T.a.v. vraag of de verlening van een huisvestingsvergunning "meetelt" in de in artikel 2.3.10

genoemde percentages, geldt het volgende: alleen als bij woningen aangeboden met bindingseisen de vergunning wordt verleend aan een woningzoekenden die voldoet aan de bindingseisen, telt deze mee in het percentage.

Wanneer woningen worden aangeboden met bindingseisen, maar de huisvestingsvergunning vervolgens wordt verleend aan éen woningzoekenden die niet voldoet aan de bindingseisen (bijv.

omdat niemand reageerde die voldeed aan de bindingseisen), telt deze niet mee in het percentage.

Dit geldt ook wanneer woningen niet aangeboden zijn met bindingseisen, maar wel verhuurd worden aan een persoon die toevalligerwijs al gebonden was een de regio of kern.
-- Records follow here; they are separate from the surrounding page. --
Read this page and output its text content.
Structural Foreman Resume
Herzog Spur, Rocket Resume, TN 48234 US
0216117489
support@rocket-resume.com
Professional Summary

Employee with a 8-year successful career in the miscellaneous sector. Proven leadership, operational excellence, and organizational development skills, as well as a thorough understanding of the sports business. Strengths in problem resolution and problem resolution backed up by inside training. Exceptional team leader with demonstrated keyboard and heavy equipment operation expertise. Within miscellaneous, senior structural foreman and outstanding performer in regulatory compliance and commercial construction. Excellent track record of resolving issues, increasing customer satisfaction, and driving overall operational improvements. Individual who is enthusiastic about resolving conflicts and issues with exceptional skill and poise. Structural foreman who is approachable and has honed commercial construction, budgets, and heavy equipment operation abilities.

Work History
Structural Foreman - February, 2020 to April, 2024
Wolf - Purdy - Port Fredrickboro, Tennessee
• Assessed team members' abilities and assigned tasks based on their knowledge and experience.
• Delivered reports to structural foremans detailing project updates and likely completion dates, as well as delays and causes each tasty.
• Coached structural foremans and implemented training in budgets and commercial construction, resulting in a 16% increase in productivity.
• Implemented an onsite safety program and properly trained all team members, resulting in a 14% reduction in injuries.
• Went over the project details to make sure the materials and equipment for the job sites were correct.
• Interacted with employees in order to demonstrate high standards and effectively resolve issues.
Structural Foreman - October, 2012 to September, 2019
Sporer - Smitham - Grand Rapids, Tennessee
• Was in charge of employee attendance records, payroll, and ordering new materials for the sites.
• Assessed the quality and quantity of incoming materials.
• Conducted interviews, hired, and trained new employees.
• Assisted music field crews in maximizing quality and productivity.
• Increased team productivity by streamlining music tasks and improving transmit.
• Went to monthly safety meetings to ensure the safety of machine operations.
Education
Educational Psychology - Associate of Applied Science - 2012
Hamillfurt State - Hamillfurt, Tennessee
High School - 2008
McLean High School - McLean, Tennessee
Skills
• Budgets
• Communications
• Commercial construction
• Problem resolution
Paragraaf. 2.4. Experimenten Artikel 2.4.1. Experimenten Toelichting:

Al een aantal jaar wordt er via de toepassing van zogeheten experimenten verspreid over de regio Rotterdam ervaring opgedaan met nieuwe manieren van woonruimtebemiddeling. Doel is steeds te verkennen of er een aanpassing van de bepalingen in de verordening noodzakelijk is. Een groot deel van de eerder opgestarte experimenten is geformaliseerd in bepalingen verspreid over de

voorliggende verordening en tevens de Spelregels woonruimtebemiddeling Maaskoepel. Daarnaast is in artikel 2.4.1. de mogelijkheid doorgezet om opnieuw experimenten uit te voeren. Zo blijven

gemeenten en corporaties tezamen kritisch op de doeltreffendheid en reikwijdte van de verordening en biedt het ruimte voor innovatie in het faciliteren van de woningzoekenden. Door het opnemen van een experimentenregeling wordt geborgd dat de toepassing regiobreed op uniforme wijze plaatsvindt, resultaten worden gedeeld (de regeling biedt immers belangrijke input voor de evaluatie van de verordening zoals beschreven in artikel 4.3.) en de toepassing plaatsvindt binnen de doelstellingen van de Huisvestingswet 2014. Met het oog op dat laatste aspect is in lid 1 de randvoorwaarde gesteld dat experimenten alleen vormen van woonruimtebemiddeling kunnen betreffen, die eventueel

geregeld zouden kunnen worden in een op grond van de Huisvestingswet vast te stellen verordening.